Matchup of the Day: Hannah and Her Sisters vs. Stalag 17
These movies have nothing to do with each other. Or do they?
Hannah and Her Sisters is a Woody Allen dramedy starring Michael Caine, Woody Allen, Mia Farrow, Barbara Hershey, Diane Wiest, Max von Sydow, Carrie Fisher, Maureen O’Sullivan. . . (deep breath) . . . and featuring small appearances from Lewis Black, Julia Louis-Dreyfus, Julie Kavner, and John Turturro, to name a few. Its comedy derives from Allen’s familiar brand of hypochondria and fearful nihilism, as well as the misadventures of a dozen peculiar-yet-ordinary characters as they sleep with the wrong people, snort cocaine in the wrong clubs, join the wrong religions, take the wrong people to the opera, and buy drawings from the wrong petulant artists. The drama comes from the consequences of these foibles: the divorces, separations, anxieties, and family squabbles that follow in their wake.
Stalag 17 is a Billy Wilder dramedy starring William Holden, Otto Preminger, Peter Graves, and some Hollywood journeymen like Sig Ruman of Marx Brothers movies. Stalag 17 was a Broadway show first, and its funnymen Harvey Lembeck and Robert Strauss reprised their supporting roles for the film. They provide a lot of the film’s comedy, from Strauss’s character (“Animal”)’s obsession with Betty Grable to an attempt to paint their way into the Russian part of the camp where female Red Army prisoners are barracked. Amidst the Hollywood impersonations and “horse races” (the horse are captured mice) that entertain the POWs is a high-stakes mystery about betrayal. One of the prisoners is tipping off the German guards about escape attempts and other valuable information, and the consequences are deadly.
So we have two points of comparison: both of these movies boast large ensemble casts and scripts that are nearly equal parts comedy and drama.
Now what if I told you that both of them are about Nazis?
Stalag 17, of course, takes place in a prisoner-of-war camp in Germany.

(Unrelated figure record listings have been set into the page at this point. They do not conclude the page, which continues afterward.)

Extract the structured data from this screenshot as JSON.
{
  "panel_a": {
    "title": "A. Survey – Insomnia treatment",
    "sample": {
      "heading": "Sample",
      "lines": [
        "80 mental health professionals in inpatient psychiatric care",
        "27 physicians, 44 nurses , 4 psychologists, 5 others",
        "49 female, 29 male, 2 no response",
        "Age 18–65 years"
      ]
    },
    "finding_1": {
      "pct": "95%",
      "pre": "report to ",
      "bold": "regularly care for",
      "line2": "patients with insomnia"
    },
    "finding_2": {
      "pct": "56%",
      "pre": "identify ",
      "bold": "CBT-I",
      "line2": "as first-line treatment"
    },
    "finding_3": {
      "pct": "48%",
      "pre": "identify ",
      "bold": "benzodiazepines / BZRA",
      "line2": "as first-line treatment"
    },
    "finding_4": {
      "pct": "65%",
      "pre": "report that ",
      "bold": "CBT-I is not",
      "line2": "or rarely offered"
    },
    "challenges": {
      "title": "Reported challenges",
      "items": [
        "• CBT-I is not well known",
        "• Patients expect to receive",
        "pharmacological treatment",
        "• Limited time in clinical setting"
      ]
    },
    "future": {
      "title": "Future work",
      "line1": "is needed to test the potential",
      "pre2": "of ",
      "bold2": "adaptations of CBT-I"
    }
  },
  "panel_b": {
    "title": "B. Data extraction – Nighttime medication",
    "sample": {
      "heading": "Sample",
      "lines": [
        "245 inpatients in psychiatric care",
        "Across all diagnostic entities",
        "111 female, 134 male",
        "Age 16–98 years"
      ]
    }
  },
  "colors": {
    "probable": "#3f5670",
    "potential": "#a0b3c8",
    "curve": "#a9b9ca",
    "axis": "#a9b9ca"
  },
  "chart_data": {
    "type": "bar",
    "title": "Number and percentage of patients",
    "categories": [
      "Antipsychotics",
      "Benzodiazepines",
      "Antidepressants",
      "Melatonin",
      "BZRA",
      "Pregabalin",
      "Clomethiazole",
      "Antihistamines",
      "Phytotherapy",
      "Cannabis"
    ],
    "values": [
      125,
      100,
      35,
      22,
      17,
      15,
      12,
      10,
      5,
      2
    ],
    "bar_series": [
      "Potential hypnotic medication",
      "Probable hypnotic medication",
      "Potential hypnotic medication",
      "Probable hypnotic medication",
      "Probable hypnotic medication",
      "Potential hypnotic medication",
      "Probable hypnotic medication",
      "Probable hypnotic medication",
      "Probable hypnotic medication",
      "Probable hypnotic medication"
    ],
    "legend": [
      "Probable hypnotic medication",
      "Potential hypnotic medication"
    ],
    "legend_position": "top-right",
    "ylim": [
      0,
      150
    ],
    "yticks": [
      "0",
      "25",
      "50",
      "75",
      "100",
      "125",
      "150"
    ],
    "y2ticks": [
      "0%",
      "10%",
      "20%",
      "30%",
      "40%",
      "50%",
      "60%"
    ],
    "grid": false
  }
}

The guards are the willing muscle of the Nazi regime. The American prisoners mock them by dressing up as Hitler and holding a mock rally. In the barracks, a smuggled radio provides news of Patton’s advance and RAF sorties. Clearly Stalag 17 is a movie that closely concerns Nazis.
Though Hannah and Her Sisters takes place in New York City in the mid-1980s, many characters refer to Nazis. Allen writes these lines for comedic effect and to characterize the speakers. When Hannah’s sister Lee (Hershey) returns to her stuffy artist boyfriend (von Sydow)’s drab studio, he tells her he’s been watching a documentary about Nazis. He treats her to a rant about human nature and the unanswerability of the question “Why did this happen?” He’s humorless, and a pedant, and she finally rankles at his habit of treating her like an ignorant student. Later, Allen’s character discusses religion with his Jewish parents. If there’s a God, why were there Nazis, he asks. “How should I know why there were Nazis, I don’t even know how the can opener works,” his father replies. The references are sprinkled in a few other places, as well, like when Caine’s character replies to a reasonable question from Farrow’s character by comparing it to a Gestapo interrogation. The potency of Nazi allusions serves Allen’s double objective of asking big questions and answering them with irony.
Here’s how these two Nazi-adjacent ensemble dramedies stack up on Flickchart:
Hannah and Her Sisters
- Global ranking: 265
- 3025 users have ranked it
- Wins 53% of matchups
- 15 users have it at #1
- 148 users have it in their top 20
Stalag 17
- Global ranking: 165
- 1809 users have ranked it
- Wins 52% of matchups
- 4 users have it at #1
- 48 users have it in their top 20
I disagree with the global chart: Hannah and Her Sisters is in my 91st percentile and Stalag 17 is in my 81st. Where do they stand for you? Vote on this matchup in the comments below!
First.
I love you too, Flickchart and yes I won :)
Stalag 17 sometimes feels a little too much like a sitcom, but it’s still easily the better movie here.